Stan examples of using fft

The fft and inv_fft will be in the next release. I’m wondering if anyone could put together Stan code to show distribution convolutions or other examples? I’m no expert with these - let me know if the following things even make sense! - but interested in the applications and how this would look in Stan.

  • GP speed ups from Grid based gaussian process speedup - #3 by pgree
  • Convolution of probability distributions
    • Signal processing
    • Impulse response. Convolution of dirac delta “impulse” and a distribution. These are interesting in Economics and Marketing. Say you have a steady state and it is perturbed by an external force. How does that external force propagate through the steady state system over time? Supply shocks in Economics such as oil price shock or demand shocks such as interest rate changes. In Marketing, this could be introduction of advertising (as a demand shock) and how this effects sales.

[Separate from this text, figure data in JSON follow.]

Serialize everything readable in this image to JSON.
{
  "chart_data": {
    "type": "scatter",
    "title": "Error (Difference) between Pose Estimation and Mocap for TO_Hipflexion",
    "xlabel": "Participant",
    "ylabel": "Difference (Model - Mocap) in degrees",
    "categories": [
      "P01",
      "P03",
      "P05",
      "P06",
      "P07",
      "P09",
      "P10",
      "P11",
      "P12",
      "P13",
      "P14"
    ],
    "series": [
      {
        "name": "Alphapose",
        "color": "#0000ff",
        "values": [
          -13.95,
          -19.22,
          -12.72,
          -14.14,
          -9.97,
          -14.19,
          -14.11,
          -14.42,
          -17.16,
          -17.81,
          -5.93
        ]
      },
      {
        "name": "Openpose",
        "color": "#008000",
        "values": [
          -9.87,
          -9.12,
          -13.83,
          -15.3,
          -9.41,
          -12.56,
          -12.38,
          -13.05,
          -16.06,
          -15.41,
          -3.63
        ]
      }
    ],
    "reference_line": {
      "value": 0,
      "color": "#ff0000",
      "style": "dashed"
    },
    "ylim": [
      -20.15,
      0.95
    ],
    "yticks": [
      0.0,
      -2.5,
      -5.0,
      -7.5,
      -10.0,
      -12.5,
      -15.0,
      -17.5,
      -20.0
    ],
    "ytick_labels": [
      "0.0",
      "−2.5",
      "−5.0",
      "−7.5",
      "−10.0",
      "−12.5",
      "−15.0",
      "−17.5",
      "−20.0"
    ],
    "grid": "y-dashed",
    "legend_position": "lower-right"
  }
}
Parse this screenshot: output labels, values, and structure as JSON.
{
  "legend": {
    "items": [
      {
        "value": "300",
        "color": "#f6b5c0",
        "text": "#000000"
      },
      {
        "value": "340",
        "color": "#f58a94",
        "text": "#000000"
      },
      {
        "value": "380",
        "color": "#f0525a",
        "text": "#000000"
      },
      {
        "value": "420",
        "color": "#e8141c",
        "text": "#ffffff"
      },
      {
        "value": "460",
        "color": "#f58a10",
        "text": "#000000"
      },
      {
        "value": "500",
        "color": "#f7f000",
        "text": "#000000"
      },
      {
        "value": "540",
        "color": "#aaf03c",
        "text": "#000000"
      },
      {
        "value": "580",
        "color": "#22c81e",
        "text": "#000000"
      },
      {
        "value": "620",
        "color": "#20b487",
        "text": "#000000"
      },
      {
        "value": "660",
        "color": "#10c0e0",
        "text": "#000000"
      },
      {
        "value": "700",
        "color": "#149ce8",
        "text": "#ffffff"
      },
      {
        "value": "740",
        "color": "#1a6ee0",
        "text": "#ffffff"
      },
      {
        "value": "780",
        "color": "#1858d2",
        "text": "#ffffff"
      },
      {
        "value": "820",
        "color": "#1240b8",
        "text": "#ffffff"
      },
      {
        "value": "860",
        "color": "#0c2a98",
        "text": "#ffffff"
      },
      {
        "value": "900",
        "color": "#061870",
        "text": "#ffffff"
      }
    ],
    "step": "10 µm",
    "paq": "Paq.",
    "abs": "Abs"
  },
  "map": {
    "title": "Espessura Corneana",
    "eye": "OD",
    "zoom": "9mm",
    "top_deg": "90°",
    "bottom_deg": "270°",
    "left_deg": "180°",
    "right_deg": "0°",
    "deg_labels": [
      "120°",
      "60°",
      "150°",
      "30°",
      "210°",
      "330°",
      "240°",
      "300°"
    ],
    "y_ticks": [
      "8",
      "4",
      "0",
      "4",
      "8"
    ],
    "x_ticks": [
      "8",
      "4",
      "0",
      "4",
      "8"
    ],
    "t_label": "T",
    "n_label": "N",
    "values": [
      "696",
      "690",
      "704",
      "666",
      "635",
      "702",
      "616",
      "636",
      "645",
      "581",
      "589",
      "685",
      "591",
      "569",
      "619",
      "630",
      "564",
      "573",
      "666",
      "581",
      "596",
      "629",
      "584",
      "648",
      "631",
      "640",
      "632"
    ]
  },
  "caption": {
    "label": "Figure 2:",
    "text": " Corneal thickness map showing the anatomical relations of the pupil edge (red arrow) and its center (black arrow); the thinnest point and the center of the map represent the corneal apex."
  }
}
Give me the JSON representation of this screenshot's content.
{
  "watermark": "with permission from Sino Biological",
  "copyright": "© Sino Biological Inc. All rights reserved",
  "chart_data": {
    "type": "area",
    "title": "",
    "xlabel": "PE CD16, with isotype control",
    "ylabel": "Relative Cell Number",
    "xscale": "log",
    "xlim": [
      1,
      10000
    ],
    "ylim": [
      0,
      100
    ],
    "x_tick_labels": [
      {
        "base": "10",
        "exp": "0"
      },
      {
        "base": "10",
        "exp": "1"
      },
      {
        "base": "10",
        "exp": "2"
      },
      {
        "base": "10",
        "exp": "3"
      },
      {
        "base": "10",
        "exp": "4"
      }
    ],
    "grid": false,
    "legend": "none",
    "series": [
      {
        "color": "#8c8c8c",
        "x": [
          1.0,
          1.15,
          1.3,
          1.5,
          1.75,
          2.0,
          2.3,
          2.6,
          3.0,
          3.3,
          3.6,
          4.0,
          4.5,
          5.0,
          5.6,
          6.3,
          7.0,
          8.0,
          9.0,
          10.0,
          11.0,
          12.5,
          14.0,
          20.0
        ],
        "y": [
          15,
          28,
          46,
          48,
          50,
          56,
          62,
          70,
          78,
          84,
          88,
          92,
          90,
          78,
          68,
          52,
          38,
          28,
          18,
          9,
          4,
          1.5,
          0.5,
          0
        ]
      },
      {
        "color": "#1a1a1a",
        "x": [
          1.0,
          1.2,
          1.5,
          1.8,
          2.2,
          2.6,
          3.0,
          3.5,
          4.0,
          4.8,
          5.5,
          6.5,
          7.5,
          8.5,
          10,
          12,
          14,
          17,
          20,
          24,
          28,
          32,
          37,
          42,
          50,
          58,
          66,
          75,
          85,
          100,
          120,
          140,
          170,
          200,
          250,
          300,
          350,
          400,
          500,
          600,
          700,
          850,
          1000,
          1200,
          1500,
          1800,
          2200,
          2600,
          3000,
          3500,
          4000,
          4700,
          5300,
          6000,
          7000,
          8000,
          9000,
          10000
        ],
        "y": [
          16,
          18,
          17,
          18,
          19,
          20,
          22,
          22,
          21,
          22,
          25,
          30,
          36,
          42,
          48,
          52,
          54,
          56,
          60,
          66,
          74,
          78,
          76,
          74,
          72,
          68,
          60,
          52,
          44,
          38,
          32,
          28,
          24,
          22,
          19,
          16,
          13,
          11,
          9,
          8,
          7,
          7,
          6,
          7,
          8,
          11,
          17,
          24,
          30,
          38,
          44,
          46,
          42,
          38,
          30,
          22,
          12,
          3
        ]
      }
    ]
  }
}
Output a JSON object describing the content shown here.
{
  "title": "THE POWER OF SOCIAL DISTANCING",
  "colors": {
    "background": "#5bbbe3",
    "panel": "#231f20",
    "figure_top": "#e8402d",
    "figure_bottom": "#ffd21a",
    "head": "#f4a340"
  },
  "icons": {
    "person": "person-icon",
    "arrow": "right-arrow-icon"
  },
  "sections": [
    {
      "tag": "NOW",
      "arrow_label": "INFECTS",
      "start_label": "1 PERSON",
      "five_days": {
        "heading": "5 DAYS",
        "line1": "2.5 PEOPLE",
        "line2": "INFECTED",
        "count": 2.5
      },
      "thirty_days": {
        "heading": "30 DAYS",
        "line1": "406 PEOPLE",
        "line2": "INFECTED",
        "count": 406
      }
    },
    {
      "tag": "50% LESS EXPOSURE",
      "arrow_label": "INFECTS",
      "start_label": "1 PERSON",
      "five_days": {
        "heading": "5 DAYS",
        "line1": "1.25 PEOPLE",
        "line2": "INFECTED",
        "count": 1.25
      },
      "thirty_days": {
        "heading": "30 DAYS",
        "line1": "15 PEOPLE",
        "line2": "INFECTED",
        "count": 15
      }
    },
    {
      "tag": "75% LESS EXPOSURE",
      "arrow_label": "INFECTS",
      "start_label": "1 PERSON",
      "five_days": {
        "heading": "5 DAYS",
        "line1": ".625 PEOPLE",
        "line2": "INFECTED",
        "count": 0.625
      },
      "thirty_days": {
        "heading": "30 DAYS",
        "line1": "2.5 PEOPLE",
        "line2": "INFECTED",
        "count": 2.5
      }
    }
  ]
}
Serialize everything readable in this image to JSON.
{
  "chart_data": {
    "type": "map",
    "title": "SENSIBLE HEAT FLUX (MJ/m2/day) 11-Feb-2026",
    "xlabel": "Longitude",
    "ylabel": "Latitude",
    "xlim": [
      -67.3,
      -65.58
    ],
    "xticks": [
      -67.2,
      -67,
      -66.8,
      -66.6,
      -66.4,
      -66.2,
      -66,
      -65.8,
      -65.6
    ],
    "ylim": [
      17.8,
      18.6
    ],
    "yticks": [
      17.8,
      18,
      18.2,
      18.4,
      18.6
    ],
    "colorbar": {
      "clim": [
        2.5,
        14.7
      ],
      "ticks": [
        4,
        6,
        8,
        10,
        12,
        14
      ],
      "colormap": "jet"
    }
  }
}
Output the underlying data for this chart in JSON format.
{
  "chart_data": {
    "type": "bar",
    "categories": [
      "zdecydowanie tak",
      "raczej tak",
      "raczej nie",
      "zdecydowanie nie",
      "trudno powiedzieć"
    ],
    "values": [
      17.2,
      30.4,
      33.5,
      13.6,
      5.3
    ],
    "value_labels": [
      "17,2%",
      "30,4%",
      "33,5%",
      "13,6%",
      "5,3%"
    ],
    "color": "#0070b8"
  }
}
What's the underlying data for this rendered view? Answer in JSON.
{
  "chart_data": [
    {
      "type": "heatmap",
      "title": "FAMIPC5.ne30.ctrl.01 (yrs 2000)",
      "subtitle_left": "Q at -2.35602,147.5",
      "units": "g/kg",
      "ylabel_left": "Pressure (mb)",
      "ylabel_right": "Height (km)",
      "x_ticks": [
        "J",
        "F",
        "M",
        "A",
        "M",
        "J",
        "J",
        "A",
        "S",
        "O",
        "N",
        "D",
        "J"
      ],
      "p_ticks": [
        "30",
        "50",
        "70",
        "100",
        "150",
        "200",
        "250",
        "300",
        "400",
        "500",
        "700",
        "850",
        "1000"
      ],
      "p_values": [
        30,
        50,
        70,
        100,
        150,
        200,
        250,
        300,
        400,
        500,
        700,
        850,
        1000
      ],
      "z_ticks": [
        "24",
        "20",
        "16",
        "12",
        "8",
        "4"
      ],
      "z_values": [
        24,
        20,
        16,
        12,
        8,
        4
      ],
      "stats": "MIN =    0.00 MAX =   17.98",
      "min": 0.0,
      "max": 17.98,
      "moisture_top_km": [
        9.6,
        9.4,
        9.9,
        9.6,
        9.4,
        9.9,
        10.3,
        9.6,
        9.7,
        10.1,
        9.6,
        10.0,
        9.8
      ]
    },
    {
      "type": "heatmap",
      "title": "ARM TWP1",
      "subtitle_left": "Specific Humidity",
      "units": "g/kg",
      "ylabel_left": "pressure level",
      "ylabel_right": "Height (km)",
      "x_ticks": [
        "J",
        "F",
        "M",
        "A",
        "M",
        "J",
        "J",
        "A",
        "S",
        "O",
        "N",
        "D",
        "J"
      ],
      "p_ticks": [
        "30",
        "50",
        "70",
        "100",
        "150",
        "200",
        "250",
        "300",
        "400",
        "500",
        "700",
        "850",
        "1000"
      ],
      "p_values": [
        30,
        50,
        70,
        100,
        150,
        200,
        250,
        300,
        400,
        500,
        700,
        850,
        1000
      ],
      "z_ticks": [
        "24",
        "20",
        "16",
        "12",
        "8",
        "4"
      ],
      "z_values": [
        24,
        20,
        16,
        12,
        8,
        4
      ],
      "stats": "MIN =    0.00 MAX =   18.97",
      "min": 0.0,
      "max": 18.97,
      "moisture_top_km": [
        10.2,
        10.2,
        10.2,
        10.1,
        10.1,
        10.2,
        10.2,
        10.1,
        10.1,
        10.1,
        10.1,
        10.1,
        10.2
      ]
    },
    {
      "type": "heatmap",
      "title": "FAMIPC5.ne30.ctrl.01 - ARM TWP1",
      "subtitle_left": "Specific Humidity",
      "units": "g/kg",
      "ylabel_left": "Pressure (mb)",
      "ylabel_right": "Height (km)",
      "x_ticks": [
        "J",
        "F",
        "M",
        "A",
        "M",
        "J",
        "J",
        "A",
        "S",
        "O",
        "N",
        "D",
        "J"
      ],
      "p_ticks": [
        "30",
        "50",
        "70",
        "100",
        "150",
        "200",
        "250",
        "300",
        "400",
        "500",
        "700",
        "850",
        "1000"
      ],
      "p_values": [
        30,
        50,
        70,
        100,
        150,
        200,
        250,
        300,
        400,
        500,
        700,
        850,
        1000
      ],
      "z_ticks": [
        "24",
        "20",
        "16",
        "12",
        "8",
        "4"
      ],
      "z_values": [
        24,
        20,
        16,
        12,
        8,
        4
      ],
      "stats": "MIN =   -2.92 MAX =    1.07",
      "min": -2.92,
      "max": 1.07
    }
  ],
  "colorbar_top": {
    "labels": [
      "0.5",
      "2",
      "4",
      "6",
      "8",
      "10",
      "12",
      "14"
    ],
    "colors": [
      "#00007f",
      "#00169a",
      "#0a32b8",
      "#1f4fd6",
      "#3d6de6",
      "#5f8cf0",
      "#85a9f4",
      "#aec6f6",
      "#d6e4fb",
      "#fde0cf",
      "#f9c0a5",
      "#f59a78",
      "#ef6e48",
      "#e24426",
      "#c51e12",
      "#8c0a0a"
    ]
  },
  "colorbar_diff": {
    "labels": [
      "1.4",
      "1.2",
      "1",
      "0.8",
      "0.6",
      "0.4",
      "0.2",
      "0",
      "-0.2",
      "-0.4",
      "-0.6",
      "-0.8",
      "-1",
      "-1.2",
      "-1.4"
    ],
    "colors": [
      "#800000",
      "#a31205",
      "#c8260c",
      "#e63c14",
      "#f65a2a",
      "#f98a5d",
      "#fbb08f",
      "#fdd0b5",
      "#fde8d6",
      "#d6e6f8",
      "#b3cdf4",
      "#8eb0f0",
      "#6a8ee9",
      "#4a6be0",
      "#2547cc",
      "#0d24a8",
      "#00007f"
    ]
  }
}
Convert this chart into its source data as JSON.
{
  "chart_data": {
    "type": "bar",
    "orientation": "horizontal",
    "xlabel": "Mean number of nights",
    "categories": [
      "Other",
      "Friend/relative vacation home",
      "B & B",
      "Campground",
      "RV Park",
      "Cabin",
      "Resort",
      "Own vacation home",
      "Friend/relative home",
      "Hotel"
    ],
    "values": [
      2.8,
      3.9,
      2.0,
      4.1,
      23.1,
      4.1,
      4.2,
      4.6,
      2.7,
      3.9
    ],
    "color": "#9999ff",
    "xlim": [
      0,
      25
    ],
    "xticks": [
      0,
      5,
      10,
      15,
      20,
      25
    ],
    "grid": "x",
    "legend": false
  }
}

@pgree @WardBrian @Bob_Carpenter


Bob and I have been working on an implementation of the phase retrieval approach described in this paper: Optica Publishing Group

The model in Stan is pretty simple aside from some indexing logic around the “beamstop” described, and it optimizes well in Stan. We’re writing a case study up but I’m not sure if it will be ready in time to say link from the release notes. We haven’t taken the time to really evaluate sampling yet, but that should also be interesting


I would be happy to write a 1D and/or 2D deconvolution case study or something similar. Does anybody know of some simple open source data we could use? Some classic 1D examples include gamma ray detectors and early 1900s sound recording equipment with resonant frequencies (Deconvolution)